Purple Hibiscus

Purple Hibiscus is a novel in three parts, a very common and standard thing with regard to form and execution. It is a story of adolescence and a trouble family, a story where a father’s religious zeal and hypocrisy. It’s a story about abuse and familial schism. None of these things are especially uncommon, but this story is set in postcolonial Nigeria and depicts an Igbo family defined by their father’s abusive imitations and worship of all things European.
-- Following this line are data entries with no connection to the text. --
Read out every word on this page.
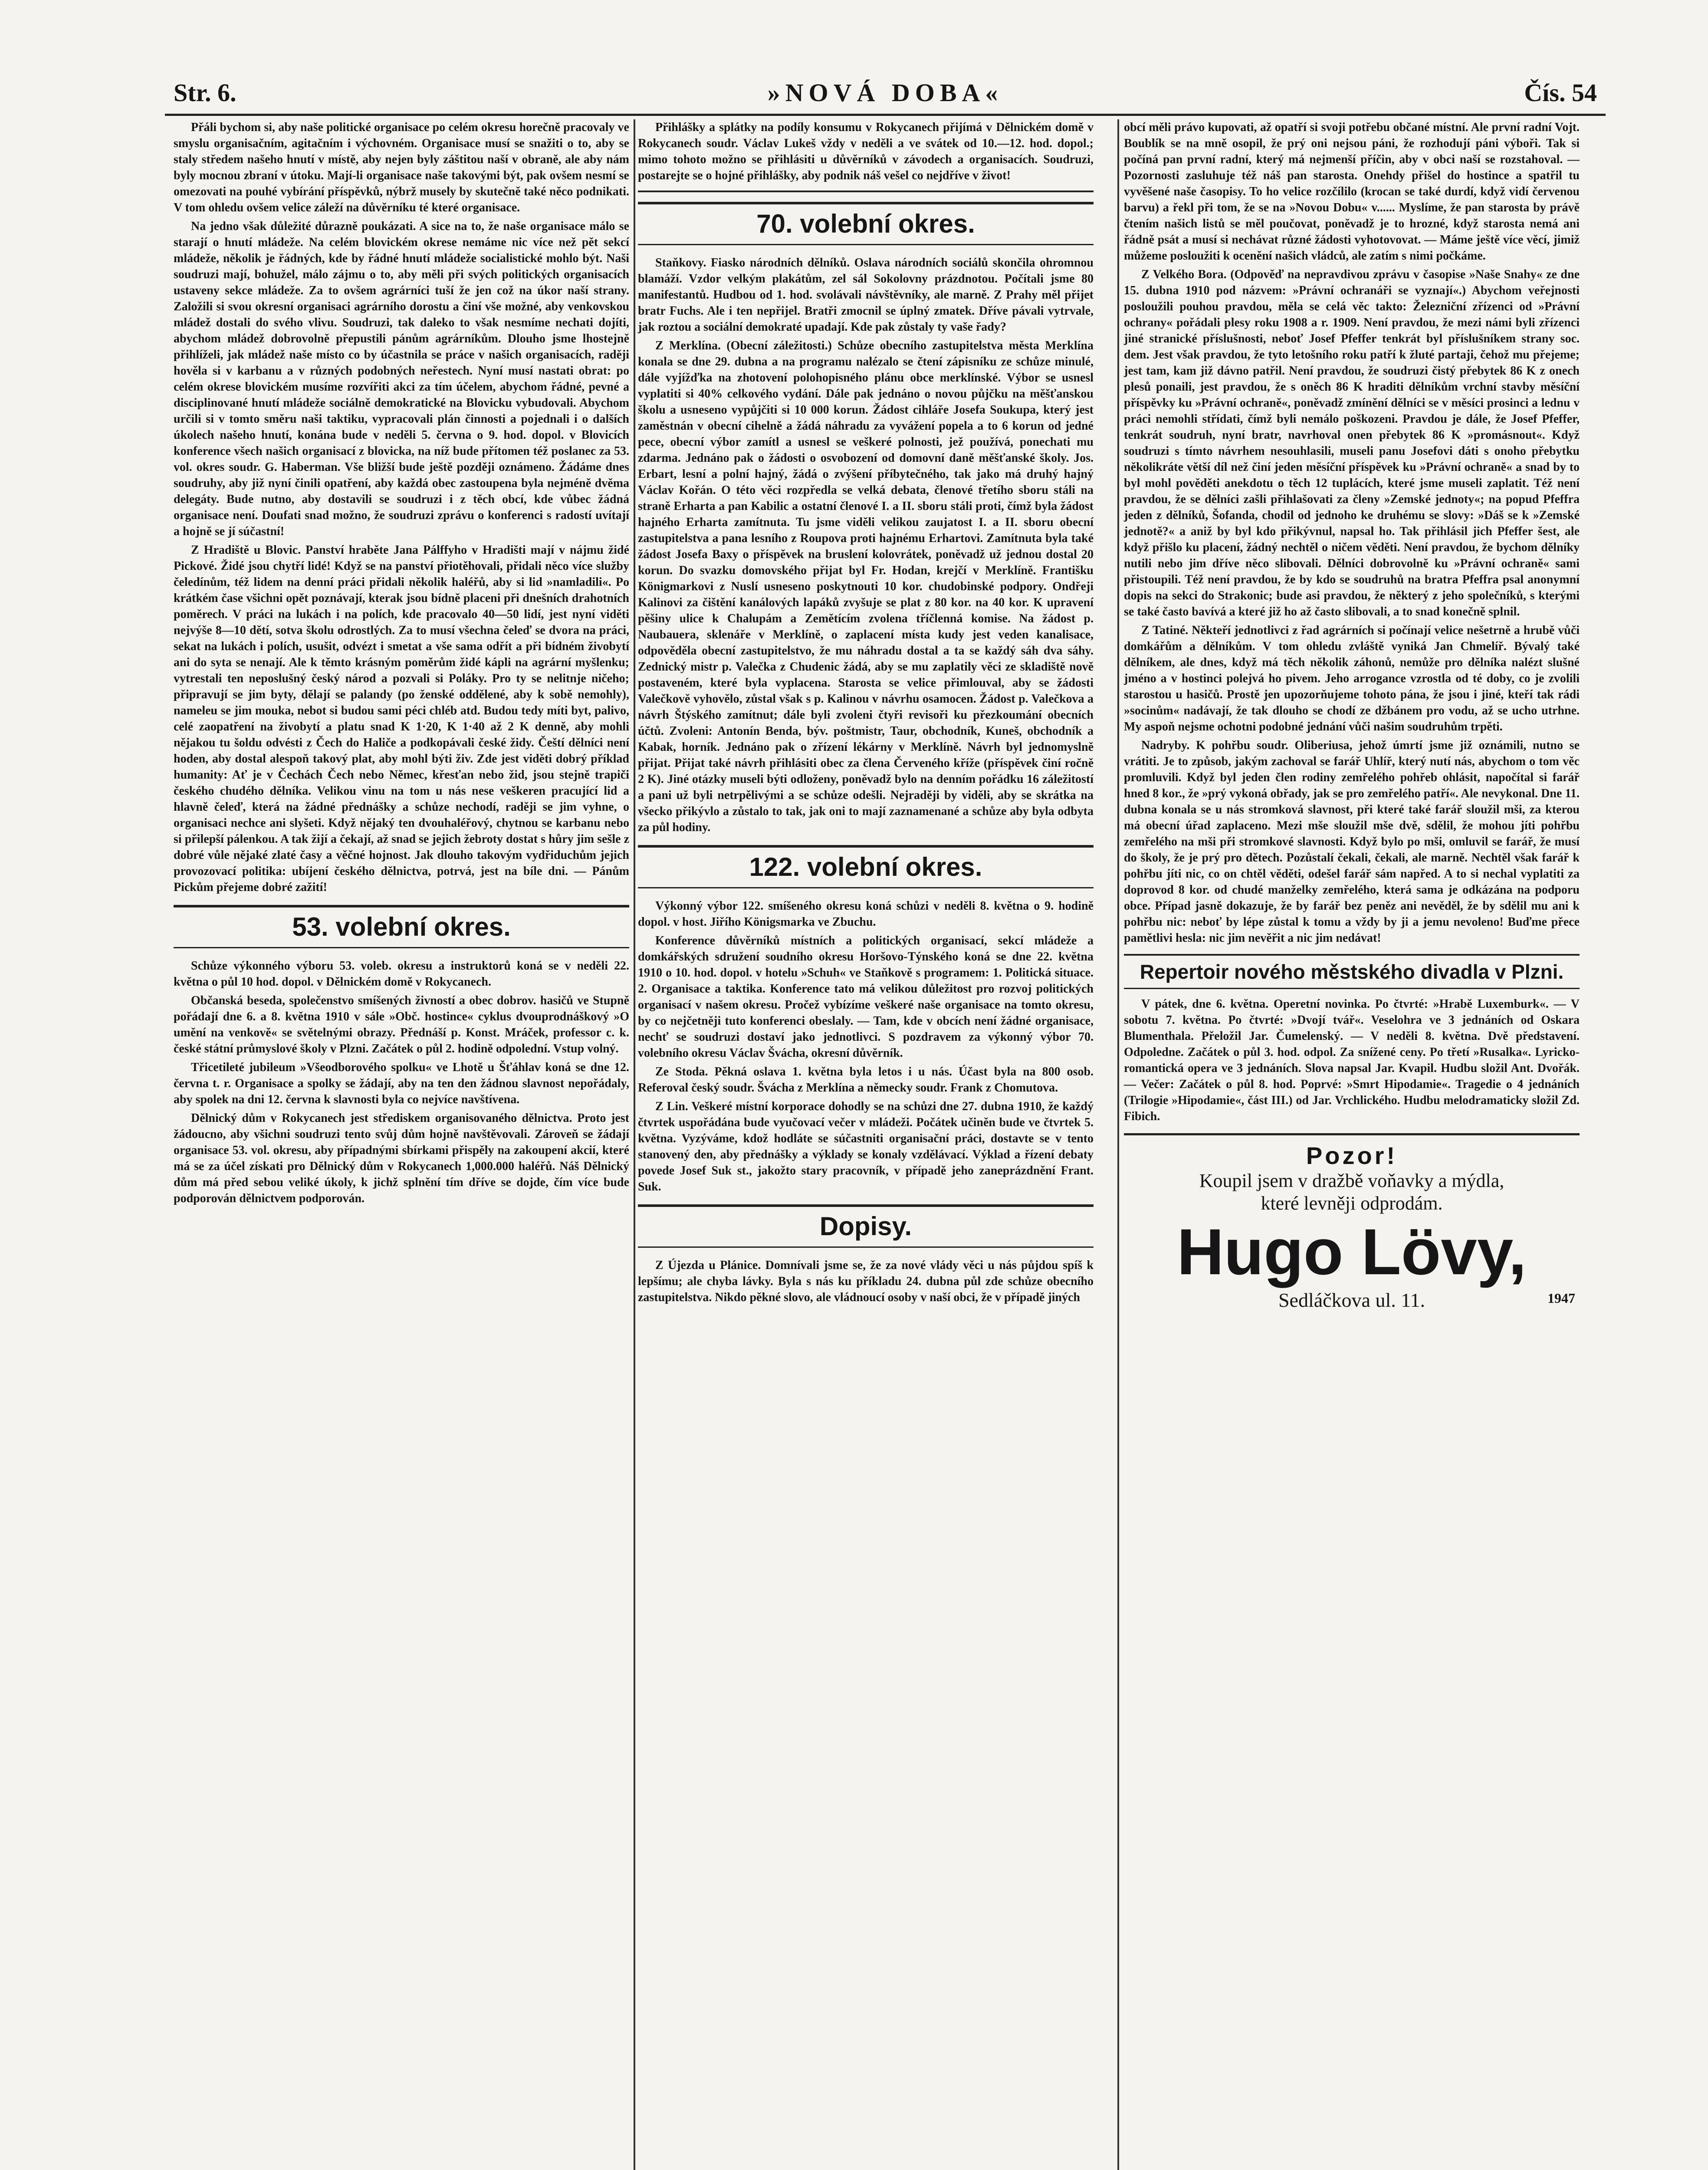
Str. 6.	»NOVÁ DOBA«	Čís. 54

Přáli bychom si, aby naše politické organisace po celém okresu horečně pracovaly ve smyslu organisačním, agitačním i výchovném. Organisace musí se snažiti o to, aby se staly středem našeho hnutí v místě, aby nejen byly záštitou naší v obraně, ale aby nám byly mocnou zbraní v útoku. Mají-li organisace naše takovými být, pak ovšem nesmí se omezovati na pouhé vybírání příspěvků, nýbrž musely by skutečně také něco podnikati. V tom ohledu ovšem velice záleží na důvěrníku té které organisace.

Na jedno však důležité důrazně poukázati. A sice na to, že naše organisace málo se starají o hnutí mládeže. Na celém blovickém okrese nemáme nic více než pět sekcí mládeže, několik je řádných, kde by řádné hnutí mládeže socialistické mohlo být. Naši soudruzi mají, bohužel, málo zájmu o to, aby měli při svých politických organisacích ustaveny sekce mládeže. Za to ovšem agrárníci tuší že jen což na úkor naší strany. Založili si svou okresní organisaci agrárního dorostu a činí vše možné, aby venkovskou mládež dostali do svého vlivu. Soudruzi, tak daleko to však nesmíme nechati dojíti, abychom mládež dobrovolně přepustili pánům agrárníkům. Dlouho jsme lhostejně přihlíželi, jak mládež naše místo co by účastnila se práce v našich organisacích, raději hověla si v karbanu a v různých podobných neřestech. Nyní musí nastati obrat: po celém okrese blovickém musíme rozvířiti akci za tím účelem, abychom řádné, pevné a disciplinované hnutí mládeže sociálně demokratické na Blovicku vybudovali. Abychom určili si v tomto směru naši taktiku, vypracovali plán činnosti a pojednali i o dalších úkolech našeho hnutí, konána bude v neděli 5. června o 9. hod. dopol. v Blovicích konference všech našich organisací z blovicka, na níž bude přítomen též poslanec za 53. vol. okres soudr. G. Haberman. Vše bližší bude ještě později oznámeno. Žádáme dnes soudruhy, aby již nyní činili opatření, aby každá obec zastoupena byla nejméně dvěma delegáty. Bude nutno, aby dostavili se soudruzi i z těch obcí, kde vůbec žádná organisace není. Doufati snad možno, že soudruzi zprávu o konferenci s radostí uvítají a hojně se jí súčastní!

Z Hradiště u Blovic. Panství hraběte Jana Pálffyho v Hradišti mají v nájmu židé Pickové. Židé jsou chytří lidé! Když se na panství přiotěhovali, přidali něco více služby čeledínům, též lidem na denní práci přidali několik haléřů, aby si lid »namladili«. Po krátkém čase všichni opět poznávají, kterak jsou bídně placeni při dnešních drahotních poměrech. V práci na lukách i na polích, kde pracovalo 40—50 lidí, jest nyní viděti nejvýše 8—10 dětí, sotva školu odrostlých. Za to musí všechna čeleď se dvora na práci, sekat na lukách i polích, usušit, odvézt i smetat a vše sama odřít a při bídném živobytí ani do syta se nenají. Ale k těmto krásným poměrům židé kápli na agrární myšlenku; vytrestali ten neposlušný český národ a pozvali si Poláky. Pro ty se nelitnje ničeho; připravují se jim byty, dělají se palandy (po ženské oddělené, aby k sobě nemohly), nameleu se jim mouka, nebot si budou sami péci chléb atd. Budou tedy míti byt, palivo, celé zaopatření na živobytí a platu snad K 1·20, K 1·40 až 2 K denně, aby mohli nějakou tu šoldu odvésti z Čech do Haliče a podkopávali české židy. Čeští dělníci není hoden, aby dostal alespoň takový plat, aby mohl býti živ. Zde jest viděti dobrý příklad humanity: Ať je v Čechách Čech nebo Němec, křesťan nebo žid, jsou stejně trapiči českého chudého dělníka. Velikou vinu na tom u nás nese veškeren pracující lid a hlavně čeleď, která na žádné přednášky a schůze nechodí, raději se jim vyhne, o organisaci nechce ani slyšeti. Když nějaký ten dvouhaléřový, chytnou se karbanu nebo si přilepší pálenkou. A tak žijí a čekají, až snad se jejich žebroty dostat s hůry jim sešle z dobré vůle nějaké zlaté časy a věčné hojnost. Jak dlouho takovým vydřiduchům jejich provozovací politika: ubíjení českého dělnictva, potrvá, jest na bíle dni. — Pánům Pickům přejeme dobré zažití!

53. volební okres.

Schůze výkonného výboru 53. voleb. okresu a instruktorů koná se v neděli 22. května o půl 10 hod. dopol. v Dělnickém domě v Rokycanech.

Občanská beseda, společenstvo smíšených živností a obec dobrov. hasičů ve Stupně pořádají dne 6. a 8. května 1910 v sále »Obč. hostince« cyklus dvouprodnáškový »O umění na venkově« se světelnými obrazy. Přednáší p. Konst. Mráček, professor c. k. české státní průmyslové školy v Plzni. Začátek o půl 2. hodině odpolední. Vstup volný.

Třicetileté jubileum »Všeodborového spolku« ve Lhotě u Šťáhlav koná se dne 12. června t. r. Organisace a spolky se žádají, aby na ten den žádnou slavnost nepořádaly, aby spolek na dni 12. června k slavnosti byla co nejvíce navštívena.

Dělnický dům v Rokycanech jest střediskem organisovaného dělnictva. Proto jest žádoucno, aby všichni soudruzi tento svůj dům hojně navštěvovali. Zároveň se žádají organisace 53. vol. okresu, aby případnými sbírkami přispěly na zakoupení akcií, které má se za účel získati pro Dělnický dům v Rokycanech 1,000.000 haléřů. Náš Dělnický dům má před sebou veliké úkoly, k jichž splnění tím dříve se dojde, čím více bude podporován dělnictvem podporován.

Přihlášky a splátky na podíly konsumu v Rokycanech přijímá v Dělnickém domě v Rokycanech soudr. Václav Lukeš vždy v neděli a ve svátek od 10.—12. hod. dopol.; mimo tohoto možno se přihlásiti u důvěrníků v závodech a organisacích. Soudruzi, postarejte se o hojné přihlášky, aby podnik náš vešel co nejdříve v život!

70. volební okres.

Staňkovy. Fiasko národních dělníků. Oslava národních sociálů skončila ohromnou blamáží. Vzdor velkým plakátům, zel sál Sokolovny prázdnotou. Počítali jsme 80 manifestantů. Hudbou od 1. hod. svolávali návštěvníky, ale marně. Z Prahy měl přijet bratr Fuchs. Ale i ten nepřijel. Bratři zmocnil se úplný zmatek. Dříve pávali vytrvale, jak roztou a sociální demokraté upadají. Kde pak zůstaly ty vaše řady?

Z Merklína. (Obecní záležitosti.) Schůze obecního zastupitelstva města Merklína konala se dne 29. dubna a na programu nalézalo se čtení zápisníku ze schůze minulé, dále vyjížďka na zhotovení polohopisného plánu obce merklínské. Výbor se usnesl vyplatiti si 40% celkového vydání. Dále pak jednáno o novou půjčku na měšťanskou školu a usneseno vypůjčiti si 10 000 korun. Žádost cihláře Josefa Soukupa, který jest zaměstnán v obecní cihelně a žádá náhradu za vyvážení popela a to 6 korun od jedné pece, obecní výbor zamítl a usnesl se veškeré polnosti, jež používá, ponechati mu zdarma. Jednáno pak o žádosti o osvobození od domovní daně měšťanské školy. Jos. Erbart, lesní a polní hajný, žádá o zvýšení příbytečného, tak jako má druhý hajný Václav Kořán. O této věci rozpředla se velká debata, členové třetího sboru stáli na straně Erharta a pan Kabilic a ostatní členové I. a II. sboru stáli proti, čímž byla žádost hajného Erharta zamítnuta. Tu jsme viděli velikou zaujatost I. a II. sboru obecní zastupitelstva a pana lesního z Roupova proti hajnému Erhartovi. Zamítnuta byla také žádost Josefa Baxy o příspěvek na bruslení kolovrátek, poněvadž už jednou dostal 20 korun. Do svazku domovského přijat byl Fr. Hodan, krejčí v Merklíně. Františku Königmarkovi z Nuslí usneseno poskytnouti 10 kor. chudobinské podpory. Ondřeji Kalinovi za čištění kanálových lapáků zvyšuje se plat z 80 kor. na 40 kor. K upravení pěšiny ulice k Chalupám a Zemětícím zvolena tříčlenná komise. Na žádost p. Naubauera, sklenáře v Merklíně, o zaplacení místa kudy jest veden kanalisace, odpověděla obecní zastupitelstvo, že mu náhradu dostal a ta se každý sáh dva sáhy. Zednický mistr p. Valečka z Chudenic žádá, aby se mu zaplatily věci ze skladiště nově postaveném, které byla vyplacena. Starosta se velice přimlouval, aby se žádosti Valečkově vyhovělo, zůstal však s p. Kalinou v návrhu osamocen. Žádost p. Valečkova a návrh Štýského zamítnut; dále byli zvoleni čtyři revisoři ku přezkoumání obecních účtů. Zvoleni: Antonín Benda, býv. poštmistr, Taur, obchodník, Kuneš, obchodník a Kabak, horník. Jednáno pak o zřízení lékárny v Merklíně. Návrh byl jednomyslně přijat. Přijat také návrh přihlásiti obec za člena Červeného kříže (příspěvek činí ročně 2 K). Jiné otázky museli býti odloženy, poněvadž bylo na denním pořádku 16 záležitostí a pani už byli netrpělivými a se schůze odešli. Nejraději by viděli, aby se skrátka na všecko přikývlo a zůstalo to tak, jak oni to mají zaznamenané a schůze aby byla odbyta za půl hodiny.

122. volební okres.

Výkonný výbor 122. smíšeného okresu koná schůzi v neděli 8. května o 9. hodině dopol. v host. Jiřího Königsmarka ve Zbuchu.

Konference důvěrníků místních a politických organisací, sekcí mládeže a domkářských sdružení soudního okresu Horšovo-Týnského koná se dne 22. května 1910 o 10. hod. dopol. v hotelu »Schuh« ve Staňkově s programem: 1. Politická situace. 2. Organisace a taktika. Konference tato má velikou důležitost pro rozvoj politických organisací v našem okresu. Pročež vybízíme veškeré naše organisace na tomto okresu, by co nejčetněji tuto konferenci obeslaly. — Tam, kde v obcích není žádné organisace, nechť se soudruzi dostaví jako jednotlivci. S pozdravem za výkonný výbor 70. volebního okresu Václav Švácha, okresní důvěrník.

Ze Stoda. Pěkná oslava 1. května byla letos i u nás. Účast byla na 800 osob. Referoval český soudr. Švácha z Merklína a německy soudr. Frank z Chomutova.

Z Lin. Veškeré místní korporace dohodly se na schůzi dne 27. dubna 1910, že každý čtvrtek uspořádána bude vyučovací večer v mládeži. Počátek učiněn bude ve čtvrtek 5. května. Vyzýváme, kdož hodláte se súčastniti organisační práci, dostavte se v tento stanovený den, aby přednášky a výklady se konaly vzdělávací. Výklad a řízení debaty povede Josef Suk st., jakožto stary pracovník, v případě jeho zaneprázdnění Frant. Suk.

Dopisy.

Z Újezda u Plánice. Domnívali jsme se, že za nové vlády věci u nás půjdou spíš k lepšímu; ale chyba lávky. Byla s nás ku příkladu 24. dubna půl zde schůze obecního zastupitelstva. Nikdo pěkné slovo, ale vládnoucí osoby v naší obci, že v případě jiných

obcí měli právo kupovati, až opatří si svoji potřebu občané místní. Ale první radní Vojt. Boublík se na mně osopil, že prý oni nejsou páni, že rozhodují páni výboři. Tak si počíná pan první radní, který má nejmenší příčin, aby v obci naší se rozstahoval. — Pozornosti zasluhuje též náš pan starosta. Onehdy přišel do hostince a spatřil tu vyvěšené naše časopisy. To ho velice rozčílilo (krocan se také durdí, když vidí červenou barvu) a řekl při tom, že se na »Novou Dobu« v...... Myslíme, že pan starosta by právě čtením našich listů se měl poučovat, poněvadž je to hrozné, když starosta nemá ani řádně psát a musí si nechávat různé žádosti vyhotovovat. — Máme ještě více věcí, jimiž můžeme posloužiti k ocenění našich vládců, ale zatím s nimi počkáme.

Z Velkého Bora. (Odpověď na nepravdivou zprávu v časopise »Naše Snahy« ze dne 15. dubna 1910 pod názvem: »Právní ochranáři se vyznají«.) Abychom veřejnosti posloužili pouhou pravdou, měla se celá věc takto: Železniční zřízenci od »Právní ochrany« pořádali plesy roku 1908 a r. 1909. Není pravdou, že mezi námi byli zřízenci jiné stranické příslušnosti, neboť Josef Pfeffer tenkrát byl příslušníkem strany soc. dem. Jest však pravdou, že tyto letošního roku patří k žluté partaji, čehož mu přejeme; jest tam, kam již dávno patřil. Není pravdou, že soudruzi čistý přebytek 86 K z onech plesů ponaili, jest pravdou, že s oněch 86 K hraditi dělníkům vrchní stavby měsíční příspěvky ku »Právní ochraně«, poněvadž zmínění dělníci se v měsíci prosinci a lednu v práci nemohli střídati, čímž byli nemálo poškozeni. Pravdou je dále, že Josef Pfeffer, tenkrát soudruh, nyní bratr, navrhoval onen přebytek 86 K »promásnout«. Když soudruzi s tímto návrhem nesouhlasili, museli panu Josefovi dáti s onoho přebytku několikráte větší díl než činí jeden měsíční příspěvek ku »Právní ochraně« a snad by to byl mohl pověděti anekdotu o těch 12 tuplácích, které jsme museli zaplatit. Též není pravdou, že se dělníci zašli přihlašovati za členy »Zemské jednoty«; na popud Pfeffra jeden z dělníků, Šofanda, chodil od jednoho ke druhému se slovy: »Dáš se k »Zemské jednotě?« a aniž by byl kdo přikývnul, napsal ho. Tak přihlásil jich Pfeffer šest, ale když přišlo ku placení, žádný nechtěl o ničem věděti. Není pravdou, že bychom dělníky nutili nebo jim dříve něco slibovali. Dělníci dobrovolně ku »Právní ochraně« sami přistoupili. Též není pravdou, že by kdo se soudruhů na bratra Pfeffra psal anonymní dopis na sekci do Strakonic; bude asi pravdou, že některý z jeho společníků, s kterými se také často bavívá a které již ho až často slibovali, a to snad konečně splnil.

Z Tatiné. Někteří jednotlivci z řad agrárních si počínají velice nešetrně a hrubě vůči domkářům a dělníkům. V tom ohledu zvláště vyniká Jan Chmelíř. Bývalý také dělníkem, ale dnes, když má těch několik záhonů, nemůže pro dělníka nalézt slušné jméno a v hostinci polejvá ho pivem. Jeho arrogance vzrostla od té doby, co je zvolili starostou u hasičů. Prostě jen upozorňujeme tohoto pána, že jsou i jiné, kteří tak rádi »socinům« nadávají, že tak dlouho se chodí ze džbánem pro vodu, až se ucho utrhne. My aspoň nejsme ochotni podobné jednání vůči našim soudruhům trpěti.

Nadryby. K pohřbu soudr. Oliberiusa, jehož úmrtí jsme již oznámili, nutno se vrátiti. Je to způsob, jakým zachoval se farář Uhlíř, který nutí nás, abychom o tom věc promluvili. Když byl jeden člen rodiny zemřelého pohřeb ohlásit, napočítal si farář hned 8 kor., že »prý vykoná obřady, jak se pro zemřelého patří«. Ale nevykonal. Dne 11. dubna konala se u nás stromková slavnost, při které také farář sloužil mši, za kterou má obecní úřad zaplaceno. Mezi mše sloužil mše dvě, sdělil, že mohou jíti pohřbu zemřelého na mši při stromkové slavnosti. Když bylo po mši, omluvil se farář, že musí do školy, že je prý pro dětech. Pozůstalí čekali, čekali, ale marně. Nechtěl však farář k pohřbu jíti nic, co on chtěl věděti, odešel farář sám napřed. A to si nechal vyplatiti za doprovod 8 kor. od chudé manželky zemřelého, která sama je odkázána na podporu obce. Případ jasně dokazuje, že by farář bez peněz ani nevěděl, že by sdělil mu ani k pohřbu nic: neboť by lépe zůstal k tomu a vždy by ji a jemu nevoleno! Buďme přece pamětlivi hesla: nic jim nevěřit a nic jim nedávat!

Repertoir nového městského divadla v Plzni.

V pátek, dne 6. května. Operetní novinka. Po čtvrté: »Hrabě Luxemburk«. — V sobotu 7. května. Po čtvrté: »Dvojí tvář«. Veselohra ve 3 jednáních od Oskara Blumenthala. Přeložil Jar. Čumelenský. — V neděli 8. května. Dvě představení. Odpoledne. Začátek o půl 3. hod. odpol. Za snížené ceny. Po třetí »Rusalka«. Lyricko-romantická opera ve 3 jednáních. Slova napsal Jar. Kvapil. Hudbu složil Ant. Dvořák. — Večer: Začátek o půl 8. hod. Poprvé: »Smrt Hipodamie«. Tragedie o 4 jednáních (Trilogie »Hipodamie«, část III.) od Jar. Vrchlického. Hudbu melodramaticky složil Zd. Fibich.

Pozor!
Koupil jsem v dražbě voňavky a mýdla,
které levněji odprodám.
Hugo Lövy,
Sedláčkova ul. 11.	1947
This is, needless to say, a hard break from the kind of “novel of ideas” that are so often the first things that come to mind when one hears of this narrative arc.

Chimamanda Ngozi Adichie’s novel isn’t worth reading on account of its novelty –Purple Hibiscus is objectively well-written and possess one of the most engaging narratives I’ve encountered since the thematically pulpy but equally prose-driven The Twelve trilogy. The further into this book you get, the more invested you become. That’s almost always the goal of good novel-length fiction, but it’s hard to pull of as completely as Adichie has here.

A bit of time has passed between my reading of this novel and my writing of this reading log, as I try to do. The neurological digestion of Adichie’s characters and narratives, her prose and her ideas, has produced nothing but further positive descriptions. The novel is a bit slow to start, but that’s all a part of the things’s intrinsic pacing, and only adds to my appreciation. This is a fantastic book, and I intend to seek out more of Adichie’s writing as soon as I can -check out her Amazon Single “We Should All Be Feminists” for a quick and easy-reading essay on her own experiences with the label.